Islamist bigots in Bangladesh
For Islamists, there is no such thing as freedom of speech, expression or thought.
The most recent example of this occurred in Dhaka, the capital of Bangladesh, on 6 April where up to half a million Bangladeshis demonstrated to demand the hanging of atheist bloggers.
“I’ve come here to fight for Islam. We won’t allow any bloggers to blaspheme our religion and our beloved Prophet Muhammad,” said Shahidul Islam, an imam at a mosque outside Dhaka, according to France 24 news website.
There has been vociferous debate between staunch atheists and Islamists in Bangladesh’s social media for years, but it took a deadly turn in February when an anti-Islam blogger was murdered.
It’s not that Bangladesh is exactly a haven of free speech.
Last week four online writers were arrested for criticizing Islam on the internet.
Furthermore, the Bangladeshi government has blocked about a dozen websites and blogs deemed critical of Islam, in addition to setting up a panel, which includes intelligence chiefs, to monitor criticism of Islam on social media.
Under the country’s cyber laws, a blogger or internet writer can face up to 10 years in jail for criticizing Islam.

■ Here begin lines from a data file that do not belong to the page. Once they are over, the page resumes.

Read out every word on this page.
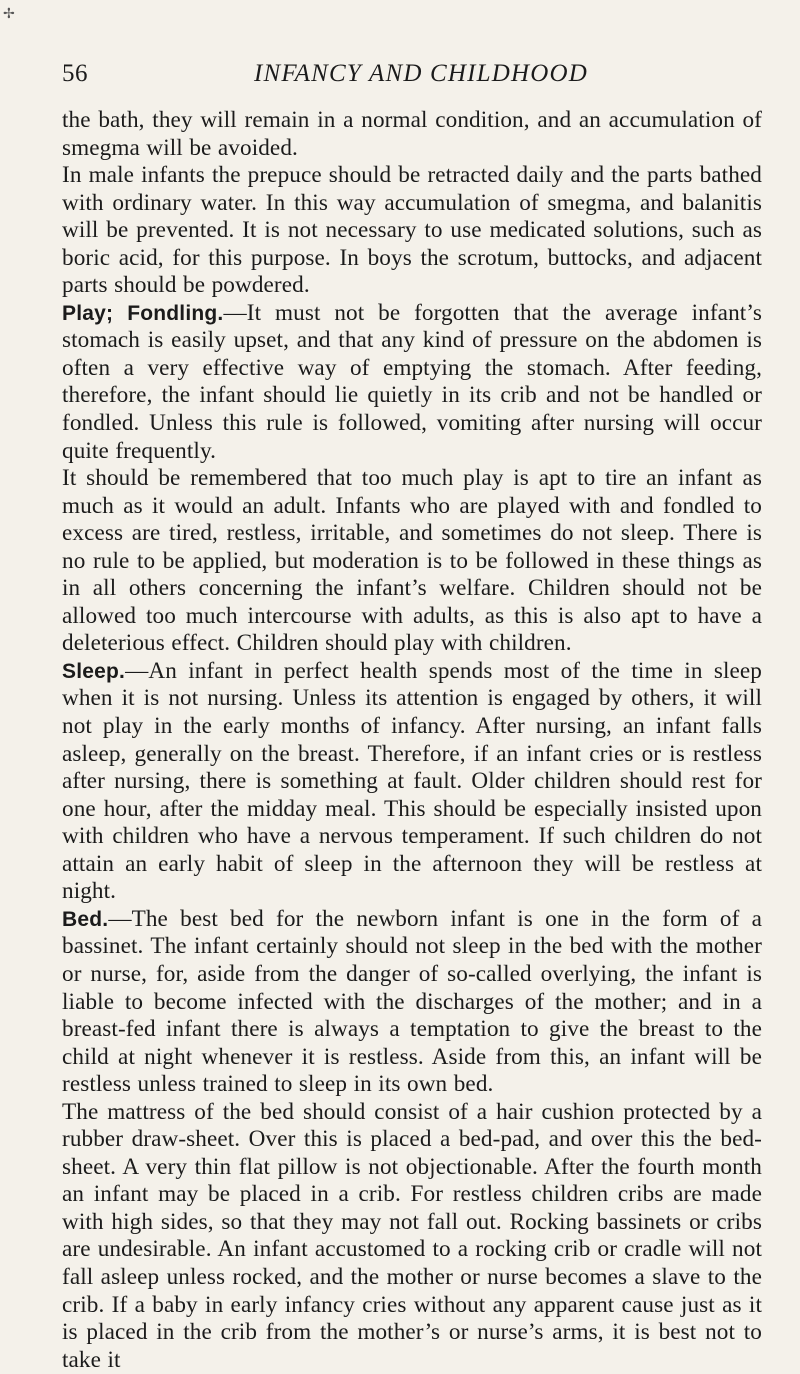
✢
56	INFANCY AND CHILDHOOD

the bath, they will remain in a normal condition, and an accumulation of smegma will be avoided.

In male infants the prepuce should be retracted daily and the parts bathed with ordinary water. In this way accumulation of smegma, and balanitis will be prevented. It is not necessary to use medicated solutions, such as boric acid, for this purpose. In boys the scrotum, buttocks, and adjacent parts should be powdered.

Play; Fondling.—It must not be forgotten that the average infant’s stomach is easily upset, and that any kind of pressure on the abdomen is often a very effective way of emptying the stomach. After feeding, therefore, the infant should lie quietly in its crib and not be handled or fondled. Unless this rule is followed, vomiting after nursing will occur quite frequently.

It should be remembered that too much play is apt to tire an infant as much as it would an adult. Infants who are played with and fondled to excess are tired, restless, irritable, and sometimes do not sleep. There is no rule to be applied, but moderation is to be followed in these things as in all others concerning the infant’s welfare. Children should not be allowed too much intercourse with adults, as this is also apt to have a deleterious effect. Children should play with children.

Sleep.—An infant in perfect health spends most of the time in sleep when it is not nursing. Unless its attention is engaged by others, it will not play in the early months of infancy. After nursing, an infant falls asleep, generally on the breast. Therefore, if an infant cries or is restless after nursing, there is something at fault. Older children should rest for one hour, after the midday meal. This should be especially insisted upon with children who have a nervous temperament. If such children do not attain an early habit of sleep in the afternoon they will be restless at night.

Bed.—The best bed for the newborn infant is one in the form of a bassinet. The infant certainly should not sleep in the bed with the mother or nurse, for, aside from the danger of so-called overlying, the infant is liable to become infected with the discharges of the mother; and in a breast-fed infant there is always a temptation to give the breast to the child at night whenever it is restless. Aside from this, an infant will be restless unless trained to sleep in its own bed.

The mattress of the bed should consist of a hair cushion protected by a rubber draw-sheet. Over this is placed a bed-pad, and over this the bed-sheet. A very thin flat pillow is not objectionable. After the fourth month an infant may be placed in a crib. For restless children cribs are made with high sides, so that they may not fall out. Rocking bassinets or cribs are undesirable. An infant accustomed to a rocking crib or cradle will not fall asleep unless rocked, and the mother or nurse becomes a slave to the crib. If a baby in early infancy cries without any apparent cause just as it is placed in the crib from the mother’s or nurse’s arms, it is best not to take it
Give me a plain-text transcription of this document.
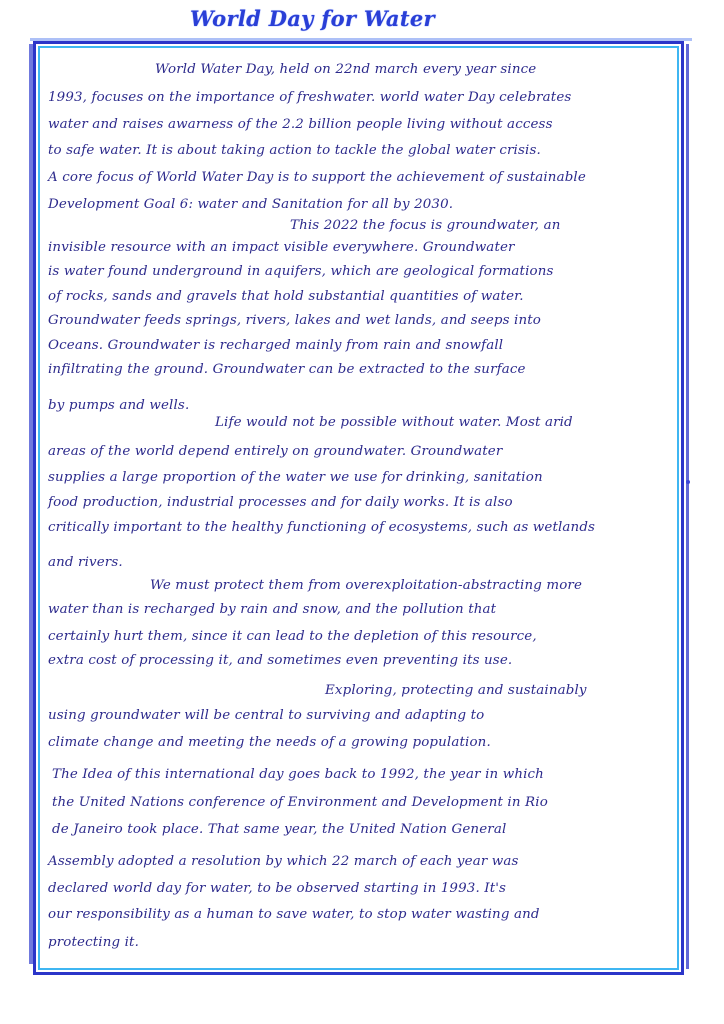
World Day for Water
World Water Day, held on 22nd march every year since
1993, focuses on the importance of freshwater. world water Day celebrates
water and raises awarness of the 2.2 billion people living without access
to safe water. It is about taking action to tackle the global water crisis.
A core focus of World Water Day is to support the achievement of sustainable
Development Goal 6: water and Sanitation for all by 2030.
This 2022 the focus is groundwater, an
invisible resource with an impact visible everywhere. Groundwater
is water found underground in aquifers, which are geological formations
of rocks, sands and gravels that hold substantial quantities of water.
Groundwater feeds springs, rivers, lakes and wet lands, and seeps into
Oceans. Groundwater is recharged mainly from rain and snowfall
infiltrating the ground. Groundwater can be extracted to the surface
by pumps and wells.
Life would not be possible without water. Most arid
areas of the world depend entirely on groundwater. Groundwater
supplies a large proportion of the water we use for drinking, sanitation
food production, industrial processes and for daily works. It is also
critically important to the healthy functioning of ecosystems, such as wetlands
and rivers.
We must protect them from overexploitation-abstracting more
water than is recharged by rain and snow, and the pollution that
certainly hurt them, since it can lead to the depletion of this resource,
extra cost of processing it, and sometimes even preventing its use.
Exploring, protecting and sustainably
using groundwater will be central to surviving and adapting to
climate change and meeting the needs of a growing population.
The Idea of this international day goes back to 1992, the year in which
the United Nations conference of Environment and Development in Rio
de Janeiro took place. That same year, the United Nation General
Assembly adopted a resolution by which 22 march of each year was
declared world day for water, to be observed starting in 1993. It's
our responsibility as a human to save water, to stop water wasting and
protecting it.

We’re no champions of any religion, but Muslims hardly ever hold back when it comes to attacking or belittling other faiths, monotheistic or otherwise, as we’ve seen from recent examples in Libya.
Try entering the Saudi city of Mecca if you’re a non-Muslim and see what happens. But imagine the reaction from Muslims if, say, a Muslim were prevented from, or arrested for, entering the Vatican simply because he or she was a Muslim? The hot air from Muslims worldwide would accelerate global warming by an order of magnitude of several billion.
So, what does the Bangladeshi lynch mob tell us about contemporary Muslims? Hypocritical bigots who demand unconditional tolerance from those they’re unwilling to tolerate?
And if all that Islamists can say in response to atheists and other critics is “hang them”, what does this tell us about their confidence in their own faith and religion?